Chapter 07

2 2 0
                                    

Aku berniat ingin ikut membantu mewarnai gambar Aleena. Disaat tanganku mulai mengikuti pola gambar terdengar suara-suara kecil dari arah luar.

"Woof... Woof."

Aleena menatapku, lalu mengadah ke arah luar jendela depan dan menatapku kembali. "Didi aku mendengar suara, seperti suara anak anjing. Apa didi mendengar juga? Kita harus melihatnya," Sarannya dengan semangat mendadak, lalu meletakkan pensil mewarnainya.

Aku mengangguk bangun dari duduk dan menarik lengan Aleena menemaniku ke arah suara. Kami berdua berjalan ke luar dan membuka pintu pagar. Terlihat dua ekor anak anjing di depan sedang bermain dan berlari-lari kecil di sekitar rumah. Yang satu berwana hitam, dan yang satu berwarna cokelat dominan dengan sedikit warna putih.

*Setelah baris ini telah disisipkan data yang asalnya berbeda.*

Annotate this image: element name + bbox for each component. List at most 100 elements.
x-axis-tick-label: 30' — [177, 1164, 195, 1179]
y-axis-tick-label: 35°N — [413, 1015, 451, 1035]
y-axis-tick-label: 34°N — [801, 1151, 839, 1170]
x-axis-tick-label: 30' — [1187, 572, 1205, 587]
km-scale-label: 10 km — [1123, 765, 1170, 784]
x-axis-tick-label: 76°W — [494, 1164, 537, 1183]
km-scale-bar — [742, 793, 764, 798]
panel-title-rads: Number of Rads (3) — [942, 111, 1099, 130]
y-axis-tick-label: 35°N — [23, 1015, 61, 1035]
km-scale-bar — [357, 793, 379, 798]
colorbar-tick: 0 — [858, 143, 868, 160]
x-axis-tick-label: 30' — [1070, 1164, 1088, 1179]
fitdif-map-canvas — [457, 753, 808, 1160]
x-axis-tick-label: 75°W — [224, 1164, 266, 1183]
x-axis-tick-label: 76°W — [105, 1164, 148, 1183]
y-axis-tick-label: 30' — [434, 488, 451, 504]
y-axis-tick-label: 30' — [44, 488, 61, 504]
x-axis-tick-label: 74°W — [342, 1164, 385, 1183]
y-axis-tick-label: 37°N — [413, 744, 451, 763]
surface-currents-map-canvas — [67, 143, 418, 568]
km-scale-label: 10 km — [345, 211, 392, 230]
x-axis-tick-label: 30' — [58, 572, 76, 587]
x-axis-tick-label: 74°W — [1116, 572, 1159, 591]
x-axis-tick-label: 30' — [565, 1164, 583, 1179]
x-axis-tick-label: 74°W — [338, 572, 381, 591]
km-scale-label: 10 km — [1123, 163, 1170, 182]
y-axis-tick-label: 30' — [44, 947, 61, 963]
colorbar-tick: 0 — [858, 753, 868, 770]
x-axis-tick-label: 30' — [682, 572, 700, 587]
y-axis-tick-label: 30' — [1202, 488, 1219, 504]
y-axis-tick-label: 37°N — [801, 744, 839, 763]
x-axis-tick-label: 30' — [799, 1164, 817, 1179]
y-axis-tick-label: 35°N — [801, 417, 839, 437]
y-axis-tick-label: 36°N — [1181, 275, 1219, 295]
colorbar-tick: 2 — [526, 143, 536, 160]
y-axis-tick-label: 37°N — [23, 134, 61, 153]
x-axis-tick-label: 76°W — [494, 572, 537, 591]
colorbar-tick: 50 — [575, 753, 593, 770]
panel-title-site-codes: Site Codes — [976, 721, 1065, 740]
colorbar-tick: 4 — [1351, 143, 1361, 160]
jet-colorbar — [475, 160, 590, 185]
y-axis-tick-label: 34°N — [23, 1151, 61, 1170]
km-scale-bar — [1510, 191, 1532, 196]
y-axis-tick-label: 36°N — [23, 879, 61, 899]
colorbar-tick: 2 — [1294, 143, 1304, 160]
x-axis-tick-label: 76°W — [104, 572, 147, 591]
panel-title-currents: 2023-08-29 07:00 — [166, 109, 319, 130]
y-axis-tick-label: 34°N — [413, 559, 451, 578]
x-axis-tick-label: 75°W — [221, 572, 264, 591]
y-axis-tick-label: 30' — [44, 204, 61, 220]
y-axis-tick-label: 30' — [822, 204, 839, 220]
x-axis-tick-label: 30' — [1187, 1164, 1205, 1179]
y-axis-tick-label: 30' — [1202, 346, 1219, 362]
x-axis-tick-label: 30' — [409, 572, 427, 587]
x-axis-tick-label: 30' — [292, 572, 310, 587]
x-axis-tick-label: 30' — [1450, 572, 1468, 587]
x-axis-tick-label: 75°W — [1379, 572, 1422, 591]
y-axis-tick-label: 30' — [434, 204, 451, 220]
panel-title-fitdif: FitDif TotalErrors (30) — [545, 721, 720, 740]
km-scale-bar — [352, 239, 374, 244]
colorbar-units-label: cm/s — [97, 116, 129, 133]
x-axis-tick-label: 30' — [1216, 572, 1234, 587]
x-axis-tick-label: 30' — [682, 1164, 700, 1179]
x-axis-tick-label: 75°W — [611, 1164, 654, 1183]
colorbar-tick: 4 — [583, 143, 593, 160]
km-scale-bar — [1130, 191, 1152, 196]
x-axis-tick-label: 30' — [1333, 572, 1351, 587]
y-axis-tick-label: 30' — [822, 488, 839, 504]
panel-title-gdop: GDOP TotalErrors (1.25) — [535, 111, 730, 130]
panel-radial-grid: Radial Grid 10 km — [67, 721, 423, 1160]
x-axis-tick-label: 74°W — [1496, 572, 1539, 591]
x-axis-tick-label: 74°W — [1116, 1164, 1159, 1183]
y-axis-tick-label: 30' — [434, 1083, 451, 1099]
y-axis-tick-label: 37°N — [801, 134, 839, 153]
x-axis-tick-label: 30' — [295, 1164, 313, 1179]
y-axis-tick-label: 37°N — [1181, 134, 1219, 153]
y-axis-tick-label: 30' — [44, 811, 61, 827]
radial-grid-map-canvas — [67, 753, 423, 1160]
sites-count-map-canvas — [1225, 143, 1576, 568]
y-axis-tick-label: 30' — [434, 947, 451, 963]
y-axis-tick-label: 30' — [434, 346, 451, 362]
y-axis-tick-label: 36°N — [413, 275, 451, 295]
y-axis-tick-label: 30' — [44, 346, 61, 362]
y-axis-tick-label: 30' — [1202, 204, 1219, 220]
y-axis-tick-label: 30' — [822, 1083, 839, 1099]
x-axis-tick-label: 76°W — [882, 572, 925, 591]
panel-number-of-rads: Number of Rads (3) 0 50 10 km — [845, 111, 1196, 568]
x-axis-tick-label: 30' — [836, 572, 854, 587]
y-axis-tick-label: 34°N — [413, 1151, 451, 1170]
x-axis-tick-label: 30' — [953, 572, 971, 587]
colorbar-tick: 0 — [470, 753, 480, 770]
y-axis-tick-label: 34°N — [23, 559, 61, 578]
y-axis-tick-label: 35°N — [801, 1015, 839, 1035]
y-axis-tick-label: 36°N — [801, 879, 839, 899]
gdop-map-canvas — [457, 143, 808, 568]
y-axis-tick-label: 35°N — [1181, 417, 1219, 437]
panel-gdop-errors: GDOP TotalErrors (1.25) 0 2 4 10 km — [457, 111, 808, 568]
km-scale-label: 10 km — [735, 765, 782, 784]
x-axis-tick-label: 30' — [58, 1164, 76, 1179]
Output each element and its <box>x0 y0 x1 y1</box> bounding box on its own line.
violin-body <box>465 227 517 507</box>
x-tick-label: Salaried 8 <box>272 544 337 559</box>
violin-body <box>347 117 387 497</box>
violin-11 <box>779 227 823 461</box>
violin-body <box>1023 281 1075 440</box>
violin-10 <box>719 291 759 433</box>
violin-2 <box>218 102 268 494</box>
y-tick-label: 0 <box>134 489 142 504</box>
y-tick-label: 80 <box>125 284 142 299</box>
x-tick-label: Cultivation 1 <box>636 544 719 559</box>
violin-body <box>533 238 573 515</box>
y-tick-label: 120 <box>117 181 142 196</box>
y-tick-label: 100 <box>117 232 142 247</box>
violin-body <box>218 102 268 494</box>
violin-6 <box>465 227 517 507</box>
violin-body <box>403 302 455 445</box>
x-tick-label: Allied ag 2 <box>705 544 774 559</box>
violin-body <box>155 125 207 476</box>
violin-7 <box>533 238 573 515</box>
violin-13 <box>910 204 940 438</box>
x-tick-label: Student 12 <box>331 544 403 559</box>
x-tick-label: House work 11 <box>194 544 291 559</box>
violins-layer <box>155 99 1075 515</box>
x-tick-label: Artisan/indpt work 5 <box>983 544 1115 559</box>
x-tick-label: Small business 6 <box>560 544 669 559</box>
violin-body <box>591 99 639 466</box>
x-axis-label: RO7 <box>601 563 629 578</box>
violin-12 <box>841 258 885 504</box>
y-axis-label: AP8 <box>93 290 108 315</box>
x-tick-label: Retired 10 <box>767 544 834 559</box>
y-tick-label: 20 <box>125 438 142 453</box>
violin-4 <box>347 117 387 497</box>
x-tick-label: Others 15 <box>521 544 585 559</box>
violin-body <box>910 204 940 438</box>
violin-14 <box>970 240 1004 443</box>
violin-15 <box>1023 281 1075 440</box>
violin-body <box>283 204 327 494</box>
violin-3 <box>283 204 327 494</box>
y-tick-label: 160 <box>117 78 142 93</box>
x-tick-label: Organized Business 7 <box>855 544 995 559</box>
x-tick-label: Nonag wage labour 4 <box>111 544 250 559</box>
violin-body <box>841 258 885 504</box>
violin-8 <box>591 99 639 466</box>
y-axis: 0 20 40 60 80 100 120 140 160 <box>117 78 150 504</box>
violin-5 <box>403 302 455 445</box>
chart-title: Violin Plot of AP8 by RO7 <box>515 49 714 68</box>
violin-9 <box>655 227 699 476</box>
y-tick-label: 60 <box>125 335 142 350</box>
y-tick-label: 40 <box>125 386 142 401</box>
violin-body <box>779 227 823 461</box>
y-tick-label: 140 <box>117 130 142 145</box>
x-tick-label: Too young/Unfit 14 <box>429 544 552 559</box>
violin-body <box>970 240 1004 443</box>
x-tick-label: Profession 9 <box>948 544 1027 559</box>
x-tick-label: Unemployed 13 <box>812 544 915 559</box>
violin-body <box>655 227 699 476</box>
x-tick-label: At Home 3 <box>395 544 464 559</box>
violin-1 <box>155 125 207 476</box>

"Wuaaaa... didi lihat anak anjing." Katanya girang begitu melihat dua anak anjing imut seukuran kucing dewasa di depan. Ia ingin mendekat menyentuh anak anjing itu.

Aku mencoba menahannya. "Jangan... jangan mendekat dan menyentuhnya Aleena. Sepertinya itu anjing liar, lihat... tidak ada kalung yang melingkar di lehernya. Kita tidak bisa menyentuhnya sembarangan. Sebaiknya kita hanya melihatnya saja, okeh?" Bujukku sambil mengamati wajah mungilnya. Aleena mengangguk dan menurutiku. Suhu udara di luar sangat dingin sekarang, kami berdua kedinginan saat ini, tapi tidak melucuti rasa ingin mengamati sepasang anak anjing yang sedang bergelut manja.

"Didi mereka sangat lucu, liat idung mungilnya mengendus, kupingnya imut, ekornya bergerak lincah."

"Kakinya? Bagaimana dengan kakinya?" Aku mencoba menggodanya.

"Aku rasa itu tugas didi sekarang untuk menyebutnya! Aku ingin memberinya nama, apakah didi mempunyai nama yang bagus?" Tanyanya mengadah ke arahku.

"Hah" Aku menyipit. Jawaban dan permintaannya di luar expetasiku " Baiklah mungkin kakinya kecil dan imut. Aleena ingin memberinya nama, tapi kenapa kamu meminta itu dari didi."

"Aku tidak ada ide, aku rasa didi memiliki ide karena didi adalah didiku."

Aku mengacak rambutnya sambil tersenyum dan berpikir sejenak. "Hmmf" Aku berguman seraya mengamati tingkah lucu dan wajah mungil kedua anak anjing di depan. Aku tidak pernah memiliki binatang peliharaan dan aku pikir aku menyukai dua anak anjing itu. "Bagaimana kalau kita memberi nama Bruno untuk yang bewarna hitam dan Tommy untuk yang bewarna cokelat."

Aleena tidak langsung merespon dan hanya mengamati ke depan, seolah-olah aku membutuhkan persetujuan, lalu ia mulai bersuara, "Bruno dan Tommy!" Ulangnya dengan nada ceria versinya membentuk senyum simpul yang menggemaskan.

Aku tersenyum puas setelah mendapat persetujuan nama dari makhluk imut kecil dan menggemaskan di hadapanku. "Sudah puas memandangnya? Sebaiknya kita masuk ke dalam, di luar sangat dingin."

"Didi.... Sebentar lagi, aku ingin melihatnya sebenta lagi. Pleeeeeeeeeseeeeeeeeeeeeeeeeeeee Didiiiiiiiiiiiiiiiiiiiiiiiiiiiiiii pleeeeeeeeeseeeeeeeeeeeeeeeeeeee
Pretty didiiiiiiiiii please." Aleena merayuku.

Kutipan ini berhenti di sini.